Ember Observer now has a code search. This feature makes it possible to search through all Ember addon codebases for a search term.
Use cases, or Why would you want to search across all Ember addons?
We primarily want code search to facilitate learning Ember and how to build addons. It's useful to be able to search all of the addons' codebases for particular hooks or methods and see how they are typically used. For example, searching for didInsertElement
will let you see how others have used that hook in components.
We also want code search to enable the community to see how widespread usage of an Ember feature is across addons. For example, for the recent RFC to deprecate Ember.K, we wanted questions like "How many addons are using Ember.K
?", and "How heavily do those addons use it?" to be easy to answer. To answer these questions, with every search Ember Observer provides a total addon count and total usage count. It also allows sorting results by usage count so that it is easy to see which addons have the most usages of the search term.
We made the search results addon-oriented rather than match-oriented by grouping together search results from the same addon. The actual matches can be viewed, but the initial search result UI shows the list of addons containing matches. This makes it easier to see which addons contain the search term, and to find all addons that might need a PR to fix a deprecation or API change.
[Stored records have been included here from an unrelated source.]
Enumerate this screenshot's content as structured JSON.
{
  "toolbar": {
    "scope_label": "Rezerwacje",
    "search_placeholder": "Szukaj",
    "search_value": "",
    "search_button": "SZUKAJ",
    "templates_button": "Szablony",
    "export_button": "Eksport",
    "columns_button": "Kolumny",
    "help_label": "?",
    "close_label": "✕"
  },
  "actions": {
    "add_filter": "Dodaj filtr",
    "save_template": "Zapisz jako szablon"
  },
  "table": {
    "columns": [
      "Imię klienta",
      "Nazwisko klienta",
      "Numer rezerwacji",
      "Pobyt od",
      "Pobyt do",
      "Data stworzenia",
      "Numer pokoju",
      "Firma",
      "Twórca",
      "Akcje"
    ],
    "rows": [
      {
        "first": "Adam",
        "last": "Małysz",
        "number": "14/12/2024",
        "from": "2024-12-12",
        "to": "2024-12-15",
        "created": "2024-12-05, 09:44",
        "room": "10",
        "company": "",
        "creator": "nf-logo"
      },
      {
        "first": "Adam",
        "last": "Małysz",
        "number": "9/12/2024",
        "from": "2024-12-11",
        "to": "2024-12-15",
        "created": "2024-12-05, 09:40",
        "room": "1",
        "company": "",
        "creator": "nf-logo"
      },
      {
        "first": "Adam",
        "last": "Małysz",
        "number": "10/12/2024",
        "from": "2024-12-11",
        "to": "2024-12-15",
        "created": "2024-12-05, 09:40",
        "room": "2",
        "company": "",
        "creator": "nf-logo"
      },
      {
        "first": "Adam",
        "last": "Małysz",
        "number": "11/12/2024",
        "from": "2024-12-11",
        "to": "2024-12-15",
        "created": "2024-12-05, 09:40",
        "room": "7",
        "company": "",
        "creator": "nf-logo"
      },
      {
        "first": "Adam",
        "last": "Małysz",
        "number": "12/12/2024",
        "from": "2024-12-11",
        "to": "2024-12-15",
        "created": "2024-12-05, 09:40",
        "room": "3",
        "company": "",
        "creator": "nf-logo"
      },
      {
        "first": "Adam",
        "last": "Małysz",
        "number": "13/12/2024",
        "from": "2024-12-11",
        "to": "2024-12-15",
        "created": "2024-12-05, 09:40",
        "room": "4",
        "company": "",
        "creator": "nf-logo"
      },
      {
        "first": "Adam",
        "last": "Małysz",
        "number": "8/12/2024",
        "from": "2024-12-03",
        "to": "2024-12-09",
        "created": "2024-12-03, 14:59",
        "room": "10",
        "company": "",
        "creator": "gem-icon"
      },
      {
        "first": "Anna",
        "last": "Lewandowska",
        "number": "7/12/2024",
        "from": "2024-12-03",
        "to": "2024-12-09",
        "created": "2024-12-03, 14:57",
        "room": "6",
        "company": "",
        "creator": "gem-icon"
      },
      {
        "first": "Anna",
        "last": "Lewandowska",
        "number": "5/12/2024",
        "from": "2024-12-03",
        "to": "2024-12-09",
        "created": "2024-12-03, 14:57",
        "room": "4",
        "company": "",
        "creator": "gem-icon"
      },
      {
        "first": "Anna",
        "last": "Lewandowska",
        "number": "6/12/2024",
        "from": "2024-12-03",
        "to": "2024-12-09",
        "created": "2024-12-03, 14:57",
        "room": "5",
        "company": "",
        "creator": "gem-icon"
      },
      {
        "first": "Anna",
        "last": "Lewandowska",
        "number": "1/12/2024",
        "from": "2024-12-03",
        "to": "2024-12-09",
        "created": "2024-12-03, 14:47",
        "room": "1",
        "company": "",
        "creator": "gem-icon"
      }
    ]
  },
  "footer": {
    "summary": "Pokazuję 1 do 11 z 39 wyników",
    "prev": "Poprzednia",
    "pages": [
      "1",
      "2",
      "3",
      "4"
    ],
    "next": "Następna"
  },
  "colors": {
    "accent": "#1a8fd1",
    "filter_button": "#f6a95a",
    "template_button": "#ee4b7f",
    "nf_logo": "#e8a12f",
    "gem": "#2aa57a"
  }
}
An emergent use case is using the code search as a window into addon dependencies. It has made it possible to see which addons and how many addons are using a particular addon or Ember version. We have future plans to surface this information in a more structured manner.
How it works
Ember Observer's code search is powered by google/codesearch, a set of command-line tools for indexing and searching large codebases.
To be able to search the codebases of all addons, an index must be built in advance. To do this, Ember Observer clones all Ember addons with a valid repository URL set in the package.json and then removes folders that we don't want included in the search (e.g. node_modules
). google/codesearch is then used to build the index. Addons are fetched and indexed daily, so code search results are no more than a day behind. It is worth noting that the search results are from the main branch of the addon's repository as of some time in the last day; that code may not match the code in latest released version of an addon. Repositories that have become unavailable since the last update are removed from the index.
What's next?
Now that Ember Observer can search codebases, we have a few ideas to improve the existing search and use it to provide additional insight into the Ember ecosystem. In the near future we're planning to support regular expression searches, as well as some additional options for filtering.
In future posts I'll be taking a deeper dive into how google/codesearch works, and the performance optimizations that brought worst-case searches from over to a minute down to only a few seconds.